I count nine entrance wounds in the back.

Cook County Medical Examiner


A case coming out of Chicago may well be the ultimate "If not for the video" example of how authorities deal with police aggression. Chicago Police officer Jason Van Dyke is expected to be charged with murder today in the shooting death of Laquan McDonald, 17. And we will all be able to see the most important piece of evidence by tomorrow at the latest, as a judge has ordered dash camera footage of the shooting to be released.

Here's how the Washington Post described the situation:

Like so many deaths at the hands of police, Laquan McDonald's seemed at first destined to be mired in an unending he-said, she-said. The Chicago Police Department initially stated that McDonald, a 17-year-old African American, "lunged" at officers with a knife in a Burger King parking lot. The department's longtime spokesman, Pat Camden, said at the scene that McDonald posed "a very serious threat," leaving one officer no choice but to lodge a fatal bullet into the teenager's chest.
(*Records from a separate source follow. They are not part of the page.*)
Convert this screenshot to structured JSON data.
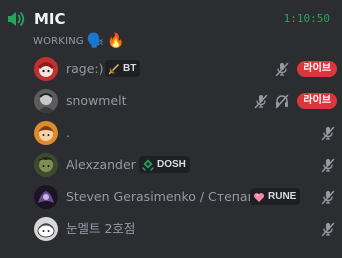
{
  "channel": {
    "name": "MIC",
    "timer": "1:10:50",
    "status_text": "WORKING",
    "status_emojis": [
      "🗣️",
      "🔥"
    ]
  },
  "users": [
    {
      "name": "rage:)",
      "tag": "BT",
      "tag_icon": "sword-icon",
      "live": "라이브",
      "muted": true,
      "deafened": false
    },
    {
      "name": "snowmelt",
      "tag": "",
      "live": "라이브",
      "muted": true,
      "deafened": true
    },
    {
      "name": ".",
      "tag": "",
      "live": "",
      "muted": true,
      "deafened": false
    },
    {
      "name": "Alexzander",
      "tag": "DOSH",
      "tag_icon": "dosh-icon",
      "live": "",
      "muted": true,
      "deafened": false
    },
    {
      "name": "Steven Gerasimenko / Степан",
      "tag": "RUNE",
      "tag_icon": "heart-icon",
      "live": "",
      "muted": true,
      "deafened": false
    },
    {
      "name": "눈멜트 2호점",
      "tag": "",
      "live": "",
      "muted": true,
      "deafened": false
    }
  ],
  "colors": {
    "background": "#2b2d31",
    "live": "#da373c",
    "timer": "#23a55a",
    "muted_icon": "#949ba4"
  }
}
Reporters and a few witnesses were skeptical of this account, especially after the Cook County Medical Examiner announced that McDonald in fact had "multiple" gunshot wounds. An autopsy later revealed that McDonald had been shot 16 times, in different places all over his body. Jamie Kalven, the freelance journalist who first obtained the autopsy through a Freedom of Information Act request, called these details "the silent testimony of Laquan McDonald's corpse." Gunshot wound of the left scalp. Gunshot wound of the neck. Gunshot wound of the right upper leg. And so on.
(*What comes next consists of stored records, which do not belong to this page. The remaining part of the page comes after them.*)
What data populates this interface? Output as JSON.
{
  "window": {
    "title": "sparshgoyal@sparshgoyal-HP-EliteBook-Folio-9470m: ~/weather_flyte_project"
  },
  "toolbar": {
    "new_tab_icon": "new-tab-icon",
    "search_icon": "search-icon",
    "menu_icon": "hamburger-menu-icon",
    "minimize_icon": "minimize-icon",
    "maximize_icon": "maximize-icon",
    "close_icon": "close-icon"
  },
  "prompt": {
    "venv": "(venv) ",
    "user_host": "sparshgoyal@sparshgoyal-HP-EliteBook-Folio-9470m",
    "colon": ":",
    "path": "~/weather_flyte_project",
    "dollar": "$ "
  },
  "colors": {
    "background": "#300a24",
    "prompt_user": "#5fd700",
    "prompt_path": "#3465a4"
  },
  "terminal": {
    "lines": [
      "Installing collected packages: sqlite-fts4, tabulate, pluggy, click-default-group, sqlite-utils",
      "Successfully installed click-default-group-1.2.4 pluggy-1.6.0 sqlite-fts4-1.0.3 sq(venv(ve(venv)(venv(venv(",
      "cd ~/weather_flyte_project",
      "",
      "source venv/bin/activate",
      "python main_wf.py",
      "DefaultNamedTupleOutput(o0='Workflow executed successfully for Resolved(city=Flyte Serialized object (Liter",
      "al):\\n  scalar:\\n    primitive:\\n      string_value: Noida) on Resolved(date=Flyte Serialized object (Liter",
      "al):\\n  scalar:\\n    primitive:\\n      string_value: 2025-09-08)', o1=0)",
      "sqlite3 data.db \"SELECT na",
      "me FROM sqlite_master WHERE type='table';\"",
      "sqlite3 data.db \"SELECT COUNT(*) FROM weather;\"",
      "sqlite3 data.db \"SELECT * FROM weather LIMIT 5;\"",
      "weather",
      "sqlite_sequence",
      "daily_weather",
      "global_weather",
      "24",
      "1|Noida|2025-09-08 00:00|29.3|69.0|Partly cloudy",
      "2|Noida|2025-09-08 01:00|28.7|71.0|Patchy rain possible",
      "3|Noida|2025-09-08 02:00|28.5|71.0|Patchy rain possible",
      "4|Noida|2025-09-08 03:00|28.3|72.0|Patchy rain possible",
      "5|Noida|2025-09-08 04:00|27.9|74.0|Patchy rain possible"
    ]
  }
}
McDonald had PCP in his system at the time of his death and was allegedly holding a knife as reported. People are so used to scare stories about the drug turning people into superhuman monsters that it would be easy for them to believe the police's claim the young man lunged at them. But those who have seen the footage see a different story. The shooting actually started as McDonald was walking away from the police. Here's what the McDonald family's attorney saw:

"He is walking. … When the officer begins shooting, the first shots spin McDonald around. The officer continues to fire from a distance of between 12 and 15 feet. McDonald falls. The only movement is the puffs of smoke coming from the teen's torso and his head. The police officer comes into view and kicks the knife out of the boy's right hand."

Interestingly, even before this video has been released and the officer charged, Mayor Rahm Emanuel had offered the McDonald family a $5 million settlement, all while fighting the release of the footage.
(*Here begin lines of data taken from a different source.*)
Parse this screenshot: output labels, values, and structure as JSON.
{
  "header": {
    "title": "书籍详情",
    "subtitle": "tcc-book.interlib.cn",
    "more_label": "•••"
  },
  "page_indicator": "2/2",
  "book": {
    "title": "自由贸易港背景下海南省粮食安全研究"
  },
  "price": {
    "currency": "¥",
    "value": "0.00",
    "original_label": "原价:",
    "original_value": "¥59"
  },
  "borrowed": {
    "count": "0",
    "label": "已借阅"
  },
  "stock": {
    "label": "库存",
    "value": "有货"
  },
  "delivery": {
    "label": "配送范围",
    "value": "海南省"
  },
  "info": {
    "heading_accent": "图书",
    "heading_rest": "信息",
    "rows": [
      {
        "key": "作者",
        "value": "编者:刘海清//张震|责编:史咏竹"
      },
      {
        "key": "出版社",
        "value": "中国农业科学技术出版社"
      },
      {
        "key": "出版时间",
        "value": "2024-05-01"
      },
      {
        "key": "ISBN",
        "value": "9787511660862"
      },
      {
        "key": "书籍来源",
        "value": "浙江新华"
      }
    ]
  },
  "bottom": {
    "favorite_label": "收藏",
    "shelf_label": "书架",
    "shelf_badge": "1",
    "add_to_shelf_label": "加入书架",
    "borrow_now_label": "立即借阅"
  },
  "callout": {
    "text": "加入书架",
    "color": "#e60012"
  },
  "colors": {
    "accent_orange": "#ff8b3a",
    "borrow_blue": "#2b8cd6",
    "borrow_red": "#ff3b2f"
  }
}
Van Dyke has a history of complaints against him but no discipline. But then, according to the a police accountability nonprofit named the Invisible Institute, more 99 percent of the thousands of misconduct complaints against Chicago police this year have led to no discipline.

The Chicago Police Department has a notoriously corrupt history. But it also has a problematic present. Read more about other terrible Chicago police behavior and its secret detainment facility where it separates suspects from legal representation here.

Update: Van Dyke has formally been charged with murder.